Ce genre d’exploit ne me fait pas forcément rêver, je vois ça au même titre qu’un gymnaste ou un coureur de 100 m qui va s’entraîner pour effectuer la figure parfaite ou grappiller des pouillèmes de secondes, ce qui n’enlève rien à la performance, ceci étant. Mais comme je grimpouille un peu, cela me touche quand même un peu plus, d’autant que je comprends (un peu) le travail nécessaire pour en arriver là. Les récits d’alpinisme à la Ueli Steck, par exemple, me transportent finalement un peu plus... Peut-être que la composition avec les éléments et la nature y est moins artificielle ?

El Capitan, versant est
Le Dawn Wall doit se trouver quelque part dans cette face.

Bon, ils utilisent de la magnésie, notamment pour marquer les prises. « Il s’arrêtait et, suspendu à la corde, il examinait les prises. Avec un peu de magnésie, il marquait les bosses qui allaient lui servir à réaliser sa séquence de mouvements. » (p. 323). Rien de dramatique, mais quand les meilleurs font ça, après tout le monde le fait ! À Bleau, on trouve des traits de magnésie partout même sur les blocs les plus faciles, ce qui pose un problème non seulement éthique, mais sur la pérennité de l’escalade… À quand le Dawn Wall sans magnésie ?

Deux ans plus tard, Adam Ondra, qui n’avait jamais fait de big wall, ni de nuit en portaledge, et dont la spécialité n’était pas forcément les murs de granit tout lisses, répéte la voie en une semaine. Caldwell, Ondra, on est dans la cours des grands.

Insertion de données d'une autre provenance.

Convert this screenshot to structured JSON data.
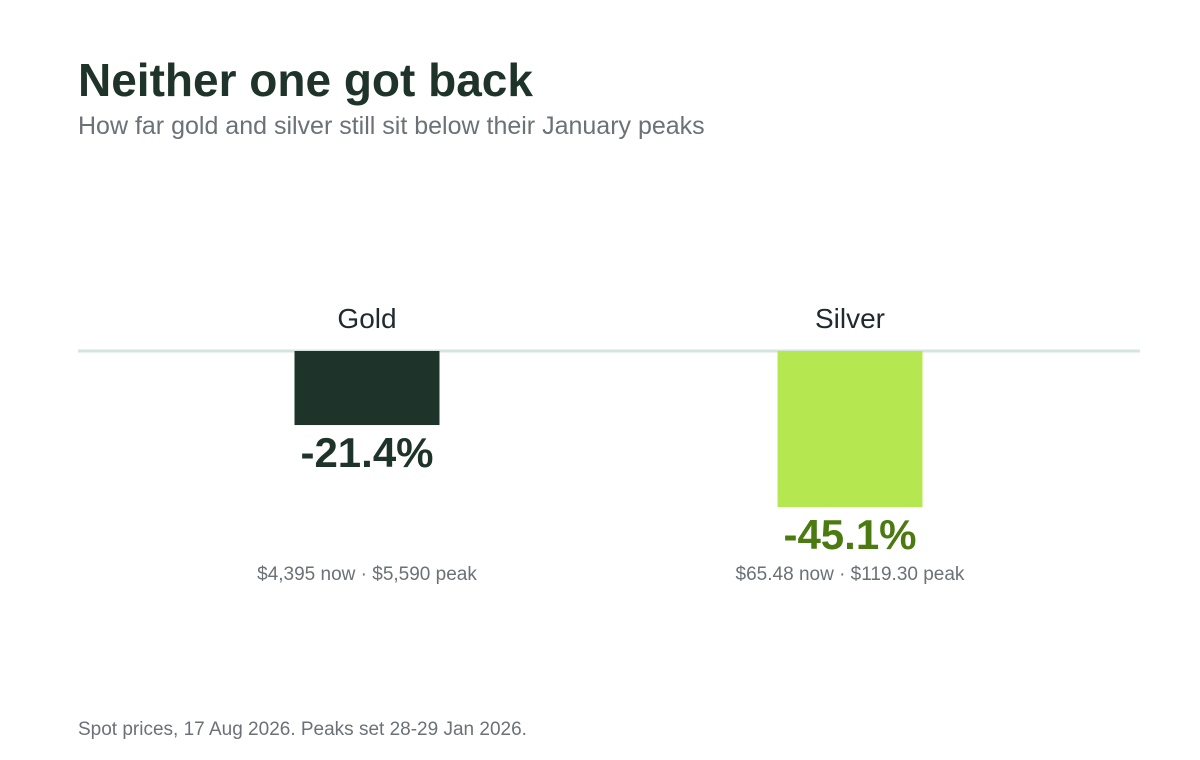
{
  "title": "Neither one got back",
  "subtitle": "How far gold and silver still sit below their January peaks",
  "footnote": "Spot prices, 17 Aug 2026. Peaks set 28-29 Jan 2026.",
  "colors": {
    "gold_bar": "#1e3329",
    "gold_label": "#1e3329",
    "silver_bar": "#b5e850",
    "silver_label": "#4a7a10",
    "baseline": "#d4e5de",
    "category": "#1e2a30",
    "detail": "#6b7177"
  },
  "chart_data": {
    "type": "bar",
    "categories": [
      "Gold",
      "Silver"
    ],
    "values": [
      -21.4,
      -45.1
    ],
    "value_labels": [
      "-21.4%",
      "-45.1%"
    ],
    "details": [
      {
        "now": "$4,395 now",
        "separator": "·",
        "peak": "$5,590 peak"
      },
      {
        "now": "$65.48 now",
        "separator": "·",
        "peak": "$119.30 peak"
      }
    ],
    "ylim": [
      -100,
      0
    ],
    "grid": false
  }
}
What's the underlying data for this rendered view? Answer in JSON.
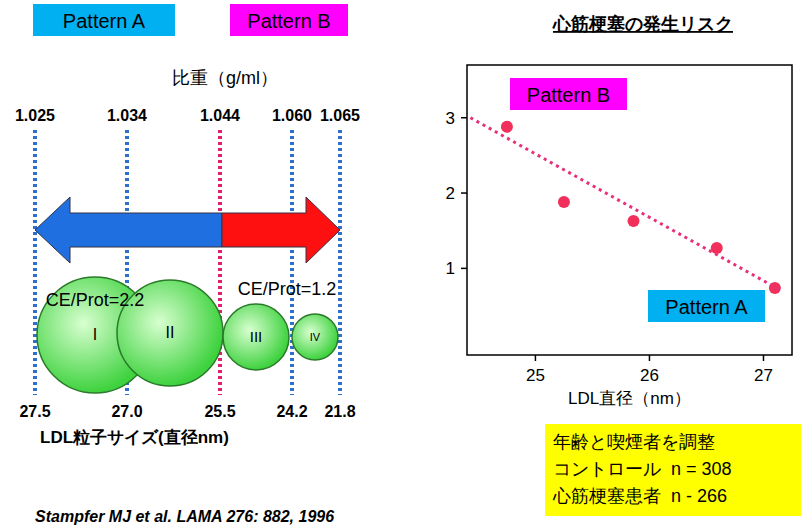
{
  "diagram": {
    "pattern_labels": [
      "Pattern A",
      "Pattern B"
    ],
    "density_title": "比重（g/ml）",
    "density_labels": [
      "1.025",
      "1.034",
      "1.044",
      "1.060",
      "1.065"
    ],
    "particles": [
      "I",
      "II",
      "III",
      "IV"
    ],
    "ce_prot": [
      "CE/Prot=2.2",
      "CE/Prot=1.2"
    ],
    "size_labels": [
      "27.5",
      "27.0",
      "25.5",
      "24.2",
      "21.8"
    ],
    "size_title": "LDL粒子サイズ(直径nm)",
    "citation": "Stampfer MJ et al. LAMA 276: 882, 1996"
  },
  "chart_data": {
    "type": "scatter",
    "title": "心筋梗塞の発生リスク",
    "x_label": "LDL直径（nm）",
    "xlim": [
      24.4,
      27.25
    ],
    "xticks": [
      25,
      26,
      27
    ],
    "ylim": [
      -0.15,
      3.7
    ],
    "yticks": [
      1,
      2,
      3
    ],
    "grid": false,
    "series": [
      {
        "type": "scatter",
        "marker": "circle",
        "color": "#f0305a",
        "x": [
          24.75,
          25.25,
          25.86,
          26.59,
          27.1
        ],
        "values": [
          2.88,
          1.88,
          1.63,
          1.27,
          0.74
        ]
      },
      {
        "type": "line",
        "line_style": "dotted",
        "color": "#e8307a",
        "x": [
          24.43,
          27.15
        ],
        "values": [
          3.0,
          0.71
        ]
      }
    ],
    "annotations": [
      "Pattern B",
      "Pattern A"
    ],
    "note": [
      "年齢と喫煙者を調整",
      "コントロール  n = 308",
      "心筋梗塞患者  n - 266"
    ]
  }
}
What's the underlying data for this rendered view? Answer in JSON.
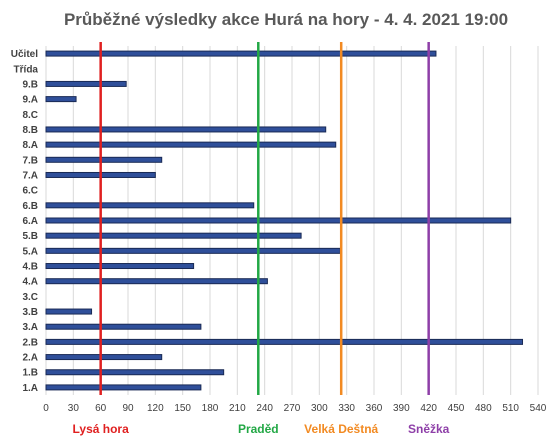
{
  "chart_data": {
    "type": "bar",
    "orientation": "horizontal",
    "title": "Průběžné výsledky akce Hurá na hory - 4. 4. 2021 19:00",
    "categories": [
      "Učitel",
      "Třída",
      "9.B",
      "9.A",
      "8.C",
      "8.B",
      "8.A",
      "7.B",
      "7.A",
      "6.C",
      "6.B",
      "6.A",
      "5.B",
      "5.A",
      "4.B",
      "4.A",
      "3.C",
      "3.B",
      "3.A",
      "2.B",
      "2.A",
      "1.B",
      "1.A"
    ],
    "values": [
      428,
      null,
      88,
      33,
      null,
      307,
      318,
      127,
      120,
      null,
      228,
      510,
      280,
      323,
      162,
      243,
      null,
      50,
      170,
      523,
      127,
      195,
      170
    ],
    "xlim": [
      0,
      540
    ],
    "xticks": [
      0,
      30,
      60,
      90,
      120,
      150,
      180,
      210,
      240,
      270,
      300,
      330,
      360,
      390,
      420,
      450,
      480,
      510,
      540
    ],
    "grid": true,
    "markers": [
      {
        "label": "Lysá hora",
        "value": 60,
        "color": "#e02020"
      },
      {
        "label": "Praděd",
        "value": 233,
        "color": "#22a845"
      },
      {
        "label": "Velká Deštná",
        "value": 324,
        "color": "#f28a22"
      },
      {
        "label": "Sněžka",
        "value": 420,
        "color": "#8e3fa8"
      }
    ],
    "bar_color": "#2f4f9a"
  }
}
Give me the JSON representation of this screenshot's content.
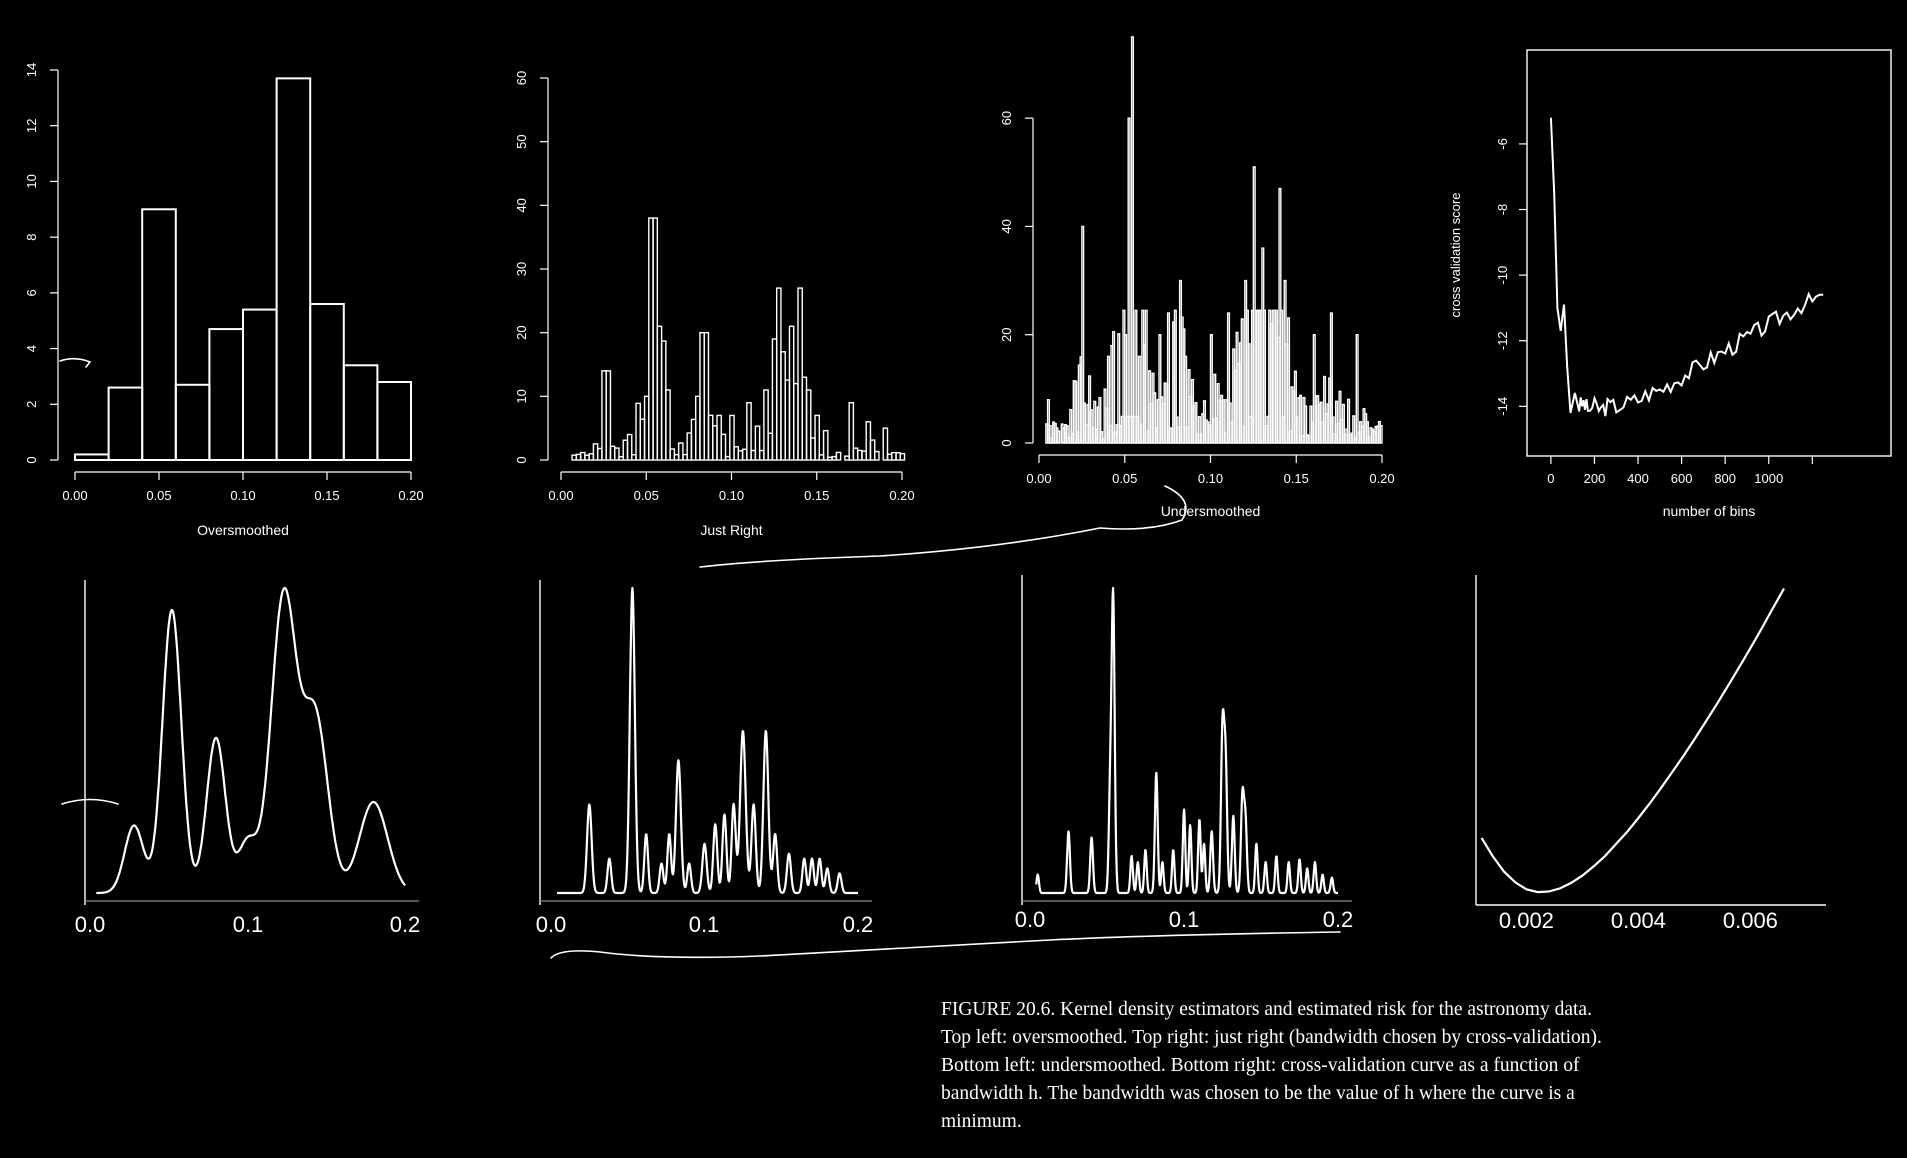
{
  "figure": {
    "caption": [
      "FIGURE 20.6. Kernel density estimators and estimated risk for the astronomy data.",
      "Top left: oversmoothed. Top right: just right (bandwidth chosen by cross-validation).",
      "Bottom left: undersmoothed. Bottom right: cross-validation curve as a function of",
      "bandwidth h. The bandwidth was chosen to be the value of h where the curve is a",
      "minimum."
    ]
  },
  "colors": {
    "background": "#000000",
    "ink": "#ffffff",
    "baseline": "#8a8a8a"
  },
  "chart_data": [
    {
      "id": "hist-over",
      "type": "bar",
      "xlabel": "Oversmoothed",
      "xlim": [
        0,
        0.2
      ],
      "ylim": [
        0,
        14
      ],
      "xticks": [
        "0.00",
        "0.05",
        "0.10",
        "0.15",
        "0.20"
      ],
      "yticks": [
        "0",
        "2",
        "4",
        "6",
        "8",
        "10",
        "12",
        "14"
      ],
      "bin_edges": [
        0,
        0.02,
        0.04,
        0.06,
        0.08,
        0.1,
        0.12,
        0.14,
        0.16,
        0.18,
        0.2
      ],
      "values": [
        0.2,
        2.6,
        9.0,
        2.7,
        4.7,
        5.4,
        13.7,
        5.6,
        3.4,
        2.8
      ]
    },
    {
      "id": "hist-just",
      "type": "bar",
      "xlabel": "Just Right",
      "xlim": [
        0,
        0.2
      ],
      "ylim": [
        0,
        60
      ],
      "xticks": [
        "0.00",
        "0.05",
        "0.10",
        "0.15",
        "0.20"
      ],
      "yticks": [
        "0",
        "10",
        "20",
        "30",
        "40",
        "50",
        "60"
      ],
      "bin_width": 0.0025,
      "peaks": [
        [
          0.025,
          14
        ],
        [
          0.038,
          4
        ],
        [
          0.05,
          10
        ],
        [
          0.053,
          38
        ],
        [
          0.055,
          29
        ],
        [
          0.062,
          11
        ],
        [
          0.08,
          10
        ],
        [
          0.083,
          20
        ],
        [
          0.085,
          11
        ],
        [
          0.1,
          7
        ],
        [
          0.11,
          9
        ],
        [
          0.12,
          11
        ],
        [
          0.125,
          19
        ],
        [
          0.127,
          27
        ],
        [
          0.13,
          17
        ],
        [
          0.137,
          12
        ],
        [
          0.14,
          27
        ],
        [
          0.142,
          13
        ],
        [
          0.145,
          11
        ],
        [
          0.15,
          7
        ],
        [
          0.17,
          9
        ],
        [
          0.18,
          6
        ],
        [
          0.19,
          5
        ]
      ]
    },
    {
      "id": "hist-under",
      "type": "bar",
      "xlabel": "Undersmoothed",
      "xlim": [
        0,
        0.2
      ],
      "ylim": [
        0,
        70
      ],
      "xticks": [
        "0.00",
        "0.05",
        "0.10",
        "0.15",
        "0.20"
      ],
      "yticks": [
        "0",
        "20",
        "40",
        "60"
      ],
      "bin_width": 0.001,
      "peaks": [
        [
          0.005,
          8
        ],
        [
          0.025,
          40
        ],
        [
          0.04,
          16
        ],
        [
          0.05,
          20
        ],
        [
          0.052,
          60
        ],
        [
          0.054,
          75
        ],
        [
          0.058,
          16
        ],
        [
          0.07,
          20
        ],
        [
          0.075,
          24
        ],
        [
          0.082,
          30
        ],
        [
          0.085,
          16
        ],
        [
          0.1,
          20
        ],
        [
          0.11,
          24
        ],
        [
          0.12,
          30
        ],
        [
          0.125,
          51
        ],
        [
          0.13,
          36
        ],
        [
          0.135,
          22
        ],
        [
          0.14,
          47
        ],
        [
          0.143,
          30
        ],
        [
          0.16,
          20
        ],
        [
          0.17,
          24
        ],
        [
          0.185,
          20
        ]
      ]
    },
    {
      "id": "cv-bins",
      "type": "line",
      "xlabel": "number of bins",
      "ylabel": "cross validation score",
      "xlim": [
        -50,
        1350
      ],
      "ylim": [
        -14.6,
        -4.6
      ],
      "xticks": [
        "0",
        "200",
        "400",
        "600",
        "800",
        "1000"
      ],
      "yticks": [
        "-6",
        "-8",
        "-10",
        "-12",
        "-14"
      ],
      "x": [
        0,
        15,
        30,
        45,
        60,
        75,
        90,
        110,
        130,
        150,
        170,
        200,
        230,
        260,
        300,
        350,
        400,
        450,
        500,
        550,
        600,
        650,
        700,
        750,
        800,
        850,
        900,
        950,
        1000,
        1050,
        1100,
        1150,
        1200,
        1250
      ],
      "y": [
        -5.2,
        -7.5,
        -11.0,
        -11.7,
        -10.9,
        -12.8,
        -14.2,
        -13.5,
        -14.0,
        -13.9,
        -14.1,
        -14.0,
        -14.1,
        -14.0,
        -14.0,
        -13.9,
        -13.8,
        -13.6,
        -13.5,
        -13.3,
        -13.1,
        -12.9,
        -12.7,
        -12.5,
        -12.3,
        -12.1,
        -11.9,
        -11.7,
        -11.5,
        -11.3,
        -11.1,
        -10.9,
        -10.8,
        -10.6
      ]
    },
    {
      "id": "kde-over",
      "type": "line",
      "xlim": [
        0,
        0.2
      ],
      "xticks": [
        "0.0",
        "0.1",
        "0.2"
      ],
      "components": [
        [
          0.028,
          0.006,
          0.2
        ],
        [
          0.052,
          0.006,
          0.84
        ],
        [
          0.08,
          0.006,
          0.46
        ],
        [
          0.1,
          0.006,
          0.15
        ],
        [
          0.123,
          0.008,
          0.88
        ],
        [
          0.143,
          0.008,
          0.52
        ],
        [
          0.18,
          0.009,
          0.27
        ]
      ]
    },
    {
      "id": "kde-just",
      "type": "line",
      "xlim": [
        0,
        0.2
      ],
      "xticks": [
        "0.0",
        "0.1",
        "0.2"
      ],
      "components": [
        [
          0.025,
          0.0015,
          0.18
        ],
        [
          0.038,
          0.0012,
          0.07
        ],
        [
          0.053,
          0.0016,
          0.62
        ],
        [
          0.062,
          0.0012,
          0.12
        ],
        [
          0.072,
          0.0012,
          0.06
        ],
        [
          0.077,
          0.0012,
          0.12
        ],
        [
          0.083,
          0.0016,
          0.27
        ],
        [
          0.09,
          0.0012,
          0.06
        ],
        [
          0.1,
          0.0014,
          0.1
        ],
        [
          0.107,
          0.0013,
          0.14
        ],
        [
          0.113,
          0.0013,
          0.16
        ],
        [
          0.119,
          0.0013,
          0.18
        ],
        [
          0.125,
          0.0018,
          0.33
        ],
        [
          0.132,
          0.0014,
          0.18
        ],
        [
          0.14,
          0.0016,
          0.33
        ],
        [
          0.146,
          0.0013,
          0.12
        ],
        [
          0.155,
          0.0013,
          0.08
        ],
        [
          0.165,
          0.0012,
          0.07
        ],
        [
          0.17,
          0.0012,
          0.07
        ],
        [
          0.175,
          0.0012,
          0.07
        ],
        [
          0.18,
          0.0012,
          0.05
        ],
        [
          0.188,
          0.0012,
          0.04
        ]
      ]
    },
    {
      "id": "kde-under",
      "type": "line",
      "xlim": [
        0,
        0.2
      ],
      "xticks": [
        "0.0",
        "0.1",
        "0.2"
      ],
      "components": [
        [
          0.005,
          0.0008,
          0.06
        ],
        [
          0.025,
          0.0009,
          0.2
        ],
        [
          0.04,
          0.0009,
          0.18
        ],
        [
          0.052,
          0.0009,
          0.3
        ],
        [
          0.054,
          0.001,
          0.96
        ],
        [
          0.066,
          0.0008,
          0.12
        ],
        [
          0.07,
          0.0008,
          0.1
        ],
        [
          0.075,
          0.0008,
          0.14
        ],
        [
          0.082,
          0.0009,
          0.39
        ],
        [
          0.086,
          0.0008,
          0.1
        ],
        [
          0.093,
          0.0008,
          0.14
        ],
        [
          0.1,
          0.0008,
          0.27
        ],
        [
          0.104,
          0.0008,
          0.22
        ],
        [
          0.11,
          0.0008,
          0.24
        ],
        [
          0.113,
          0.0008,
          0.16
        ],
        [
          0.118,
          0.0009,
          0.2
        ],
        [
          0.125,
          0.001,
          0.52
        ],
        [
          0.127,
          0.001,
          0.42
        ],
        [
          0.132,
          0.0009,
          0.25
        ],
        [
          0.138,
          0.001,
          0.32
        ],
        [
          0.14,
          0.0009,
          0.22
        ],
        [
          0.147,
          0.0008,
          0.16
        ],
        [
          0.153,
          0.0008,
          0.1
        ],
        [
          0.16,
          0.0008,
          0.12
        ],
        [
          0.168,
          0.0008,
          0.1
        ],
        [
          0.175,
          0.0008,
          0.11
        ],
        [
          0.18,
          0.0008,
          0.08
        ],
        [
          0.185,
          0.0008,
          0.1
        ],
        [
          0.19,
          0.0008,
          0.06
        ],
        [
          0.196,
          0.0008,
          0.05
        ]
      ]
    },
    {
      "id": "cv-bandwidth",
      "type": "line",
      "xlim": [
        0.0011,
        0.0071
      ],
      "ylim": [
        0,
        1
      ],
      "xticks": [
        "0.002",
        "0.004",
        "0.006"
      ],
      "x": [
        0.0012,
        0.0014,
        0.0016,
        0.0018,
        0.002,
        0.0022,
        0.0024,
        0.0026,
        0.0028,
        0.003,
        0.0032,
        0.0034,
        0.0036,
        0.0038,
        0.004,
        0.0042,
        0.0044,
        0.0046,
        0.0048,
        0.005,
        0.0052,
        0.0054,
        0.0056,
        0.0058,
        0.006,
        0.0062,
        0.0064,
        0.0066
      ],
      "y": [
        0.18,
        0.12,
        0.07,
        0.035,
        0.012,
        0.003,
        0.005,
        0.015,
        0.033,
        0.057,
        0.087,
        0.12,
        0.16,
        0.2,
        0.245,
        0.292,
        0.342,
        0.394,
        0.447,
        0.502,
        0.559,
        0.617,
        0.677,
        0.738,
        0.8,
        0.864,
        0.93,
        0.995
      ]
    }
  ]
}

Un chouette bouquin, donc, qui devrait ravir les amateurs de grimpe mais aussi ceux de montagne en général. Peut-être que les non-amateurs de ces choses de verticalités et d’altitudes y trouveront également leur compte dans le récit de ces aventures hors-norme. C’est bien écrit, bien rythmé, le pavé s’avale sans douleur, et même avec un grand plaisir. Caldwell ne l’a pas écrit tout seul, il a su s’entourer des bonnes personnes pour mettre en mots ce récit d’une vie. Qui continue, heureusement.